2. Rationaliser le temps et les soins
Par ailleurs, les médecins urgentistes sont confrontés à des patients qui ne trouvent plus de réponse à leur problème de santé auprès de la médecine générale et spécialisée dont les plannings sont complets de plus en plus tôt dans la journée. Pour y remédier, des plages horaires doivent être organisées à tous les niveaux pour les problèmes qui ne peuvent être différés. Les délais de prise en charge seraient ainsi plus conformes aux besoins.

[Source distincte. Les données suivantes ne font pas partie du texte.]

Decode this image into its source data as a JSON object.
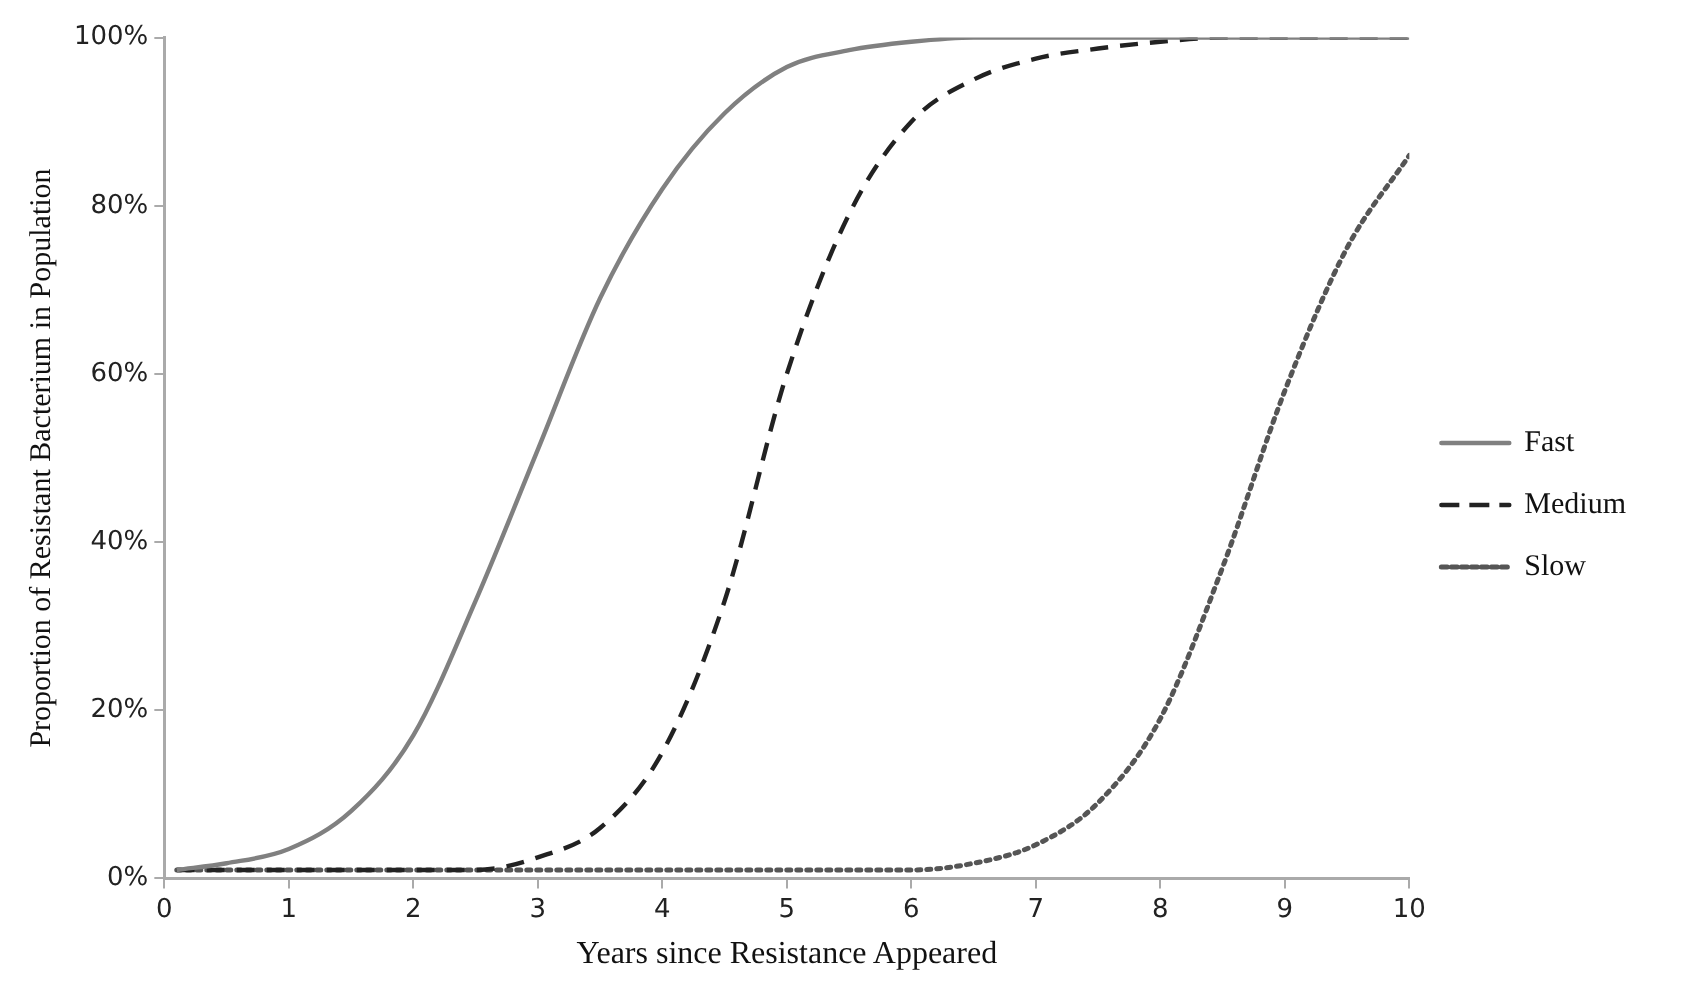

Ici encore, cela demande une meilleure répartition des tâches , un renforcement de la médecine générale en nombre de médecins généralistes et en soutien de la pratique, et une meilleure organisation de la prise de rendez-vous à tous les niveaux.
3. Accompagner à domicile
Autre facteur important, les médecins généralistes voient leur charge de travail augmenter à cause des hospitalisations de plus courte durée. La gestion des retours à domicile, les projets d’hospitalisations à domicile ou encore l’adaptation aux suivis de pathologies chroniques de plus en plus complexes sont autant de facteurs qui alourdissent le travail des médecins généralistes. Nous pouvons conclure que le virage ambulatoire est un impératif généré par une réalité incontournable qui s’impose à nous : l’augmentation des pathologies chroniques et complexes qui doivent être gérées par les patients eux-mêmes, accompagnés des médecins et autres soignants en soins primaires, soutenus par les 2ème et 3ème lignes de soins.

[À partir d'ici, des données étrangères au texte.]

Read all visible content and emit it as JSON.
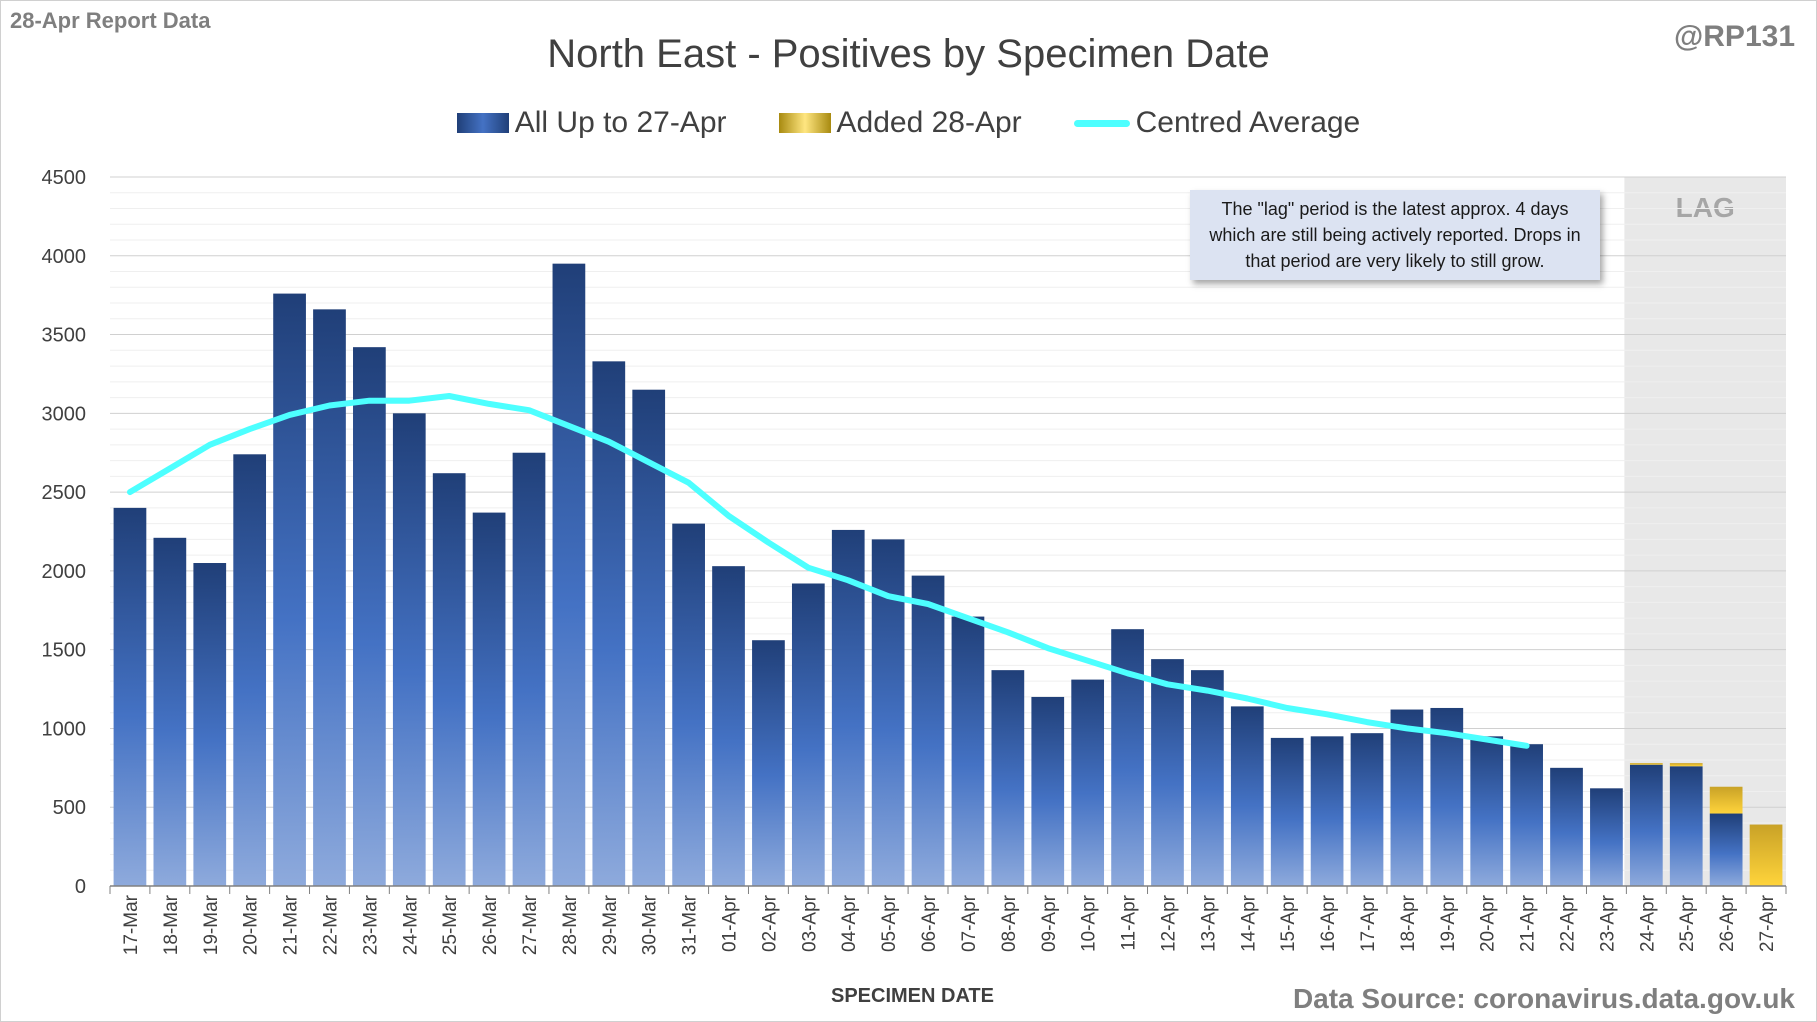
{
  "report_label": "28-Apr Report Data",
  "handle": "@RP131",
  "source_note": "Data Source: coronavirus.data.gov.uk",
  "annotation": "The \"lag\" period is the latest approx. 4 days which are still being actively reported. Drops in that period are very likely to still grow.",
  "colors": {
    "base_dark": "#203f78",
    "base_mid": "#4472c4",
    "base_light": "#8eaadc",
    "added": "#c9a227",
    "added_light": "#ffe680",
    "average": "#4dffff",
    "lag_shade": "#e8e8e8",
    "grid": "#d9d9d9"
  },
  "chart_data": {
    "type": "bar",
    "title": "North East - Positives by Specimen Date",
    "xlabel": "SPECIMEN DATE",
    "ylabel": "",
    "ylim": [
      0,
      4500
    ],
    "yticks": [
      0,
      500,
      1000,
      1500,
      2000,
      2500,
      3000,
      3500,
      4000,
      4500
    ],
    "stacked": true,
    "categories": [
      "17-Mar",
      "18-Mar",
      "19-Mar",
      "20-Mar",
      "21-Mar",
      "22-Mar",
      "23-Mar",
      "24-Mar",
      "25-Mar",
      "26-Mar",
      "27-Mar",
      "28-Mar",
      "29-Mar",
      "30-Mar",
      "31-Mar",
      "01-Apr",
      "02-Apr",
      "03-Apr",
      "04-Apr",
      "05-Apr",
      "06-Apr",
      "07-Apr",
      "08-Apr",
      "09-Apr",
      "10-Apr",
      "11-Apr",
      "12-Apr",
      "13-Apr",
      "14-Apr",
      "15-Apr",
      "16-Apr",
      "17-Apr",
      "18-Apr",
      "19-Apr",
      "20-Apr",
      "21-Apr",
      "22-Apr",
      "23-Apr",
      "24-Apr",
      "25-Apr",
      "26-Apr",
      "27-Apr"
    ],
    "series": [
      {
        "name": "All Up to 27-Apr",
        "kind": "bar",
        "values": [
          2400,
          2210,
          2050,
          2740,
          3760,
          3660,
          3420,
          3000,
          2620,
          2370,
          2750,
          3950,
          3330,
          3150,
          2300,
          2030,
          1560,
          1920,
          2260,
          2200,
          1970,
          1710,
          1370,
          1200,
          1310,
          1630,
          1440,
          1370,
          1140,
          940,
          950,
          970,
          1120,
          1130,
          950,
          900,
          750,
          620,
          770,
          760,
          460,
          0
        ]
      },
      {
        "name": "Added 28-Apr",
        "kind": "bar",
        "values": [
          0,
          0,
          0,
          0,
          0,
          0,
          0,
          0,
          0,
          0,
          0,
          0,
          0,
          0,
          0,
          0,
          0,
          0,
          0,
          0,
          0,
          0,
          0,
          0,
          0,
          0,
          0,
          0,
          0,
          0,
          0,
          0,
          0,
          0,
          0,
          0,
          0,
          0,
          10,
          20,
          170,
          390
        ]
      },
      {
        "name": "Centred Average",
        "kind": "line",
        "values": [
          2500,
          2650,
          2800,
          2900,
          2990,
          3050,
          3080,
          3080,
          3110,
          3060,
          3020,
          2920,
          2820,
          2690,
          2560,
          2350,
          2180,
          2020,
          1940,
          1840,
          1790,
          1700,
          1610,
          1510,
          1430,
          1350,
          1280,
          1240,
          1190,
          1130,
          1090,
          1040,
          1000,
          970,
          930,
          890,
          null,
          null,
          null,
          null,
          null,
          null
        ]
      }
    ],
    "lag": {
      "label": "LAG",
      "from": "24-Apr",
      "to": "27-Apr"
    },
    "legend_position": "top",
    "grid": true
  }
}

Cette ligne d’action est la seule à pouvoir améliorer la qualité des soins tout en garantissant une disponibilité plus adéquate des prestataires et en diminuant globalement les coûts.
4. Soutenir la formation (universitaire et continue)
Finalement, il est nécessaire de soutenir les efforts des Départements et Centres académiques de Médecine Générale et des institutions qui organisent leur formation continue (par exemple, la SSMG). « Certains cours et stages des médecins candidats assistants spécialistes ont été allégés. Cela n’a pas été le cas pour le master de spécialisation en médecine générale. L’enseignement dispensé par les départements de médecine générale n’a pas été réduit (et les besoins en formation continue dispensée par la SSMG non plus), cependant leurs moyens n’ont pas été augmentés. Si les professionnels de terrain estiment que les enseignements universitaires ne répondent plus aux besoins, nous sommes disponibles pour réfléchir avec nos collègues MS (responsables des enseignements en master) à l’amélioration des dispositifs d’enseignement dans la formation de base, ainsi qu’en master de spécialisation. » (Dr. AL. Lenoir.)
Nous le voyons, le problème de la répartition des sous-quotas MG/MS mobilise des réflexions d’organisation des soins et de formation. Le CMG demande à la médecine spécialisée de réfléchir à ces problématiques pour éviter que le travail de la Commission de Planification W-B ne soit pas tout simplement une chambre d’entérinement de la situation actuelle sans projection sur une politique de santé ambitieuse dans ses réponses aux besoins de notre population.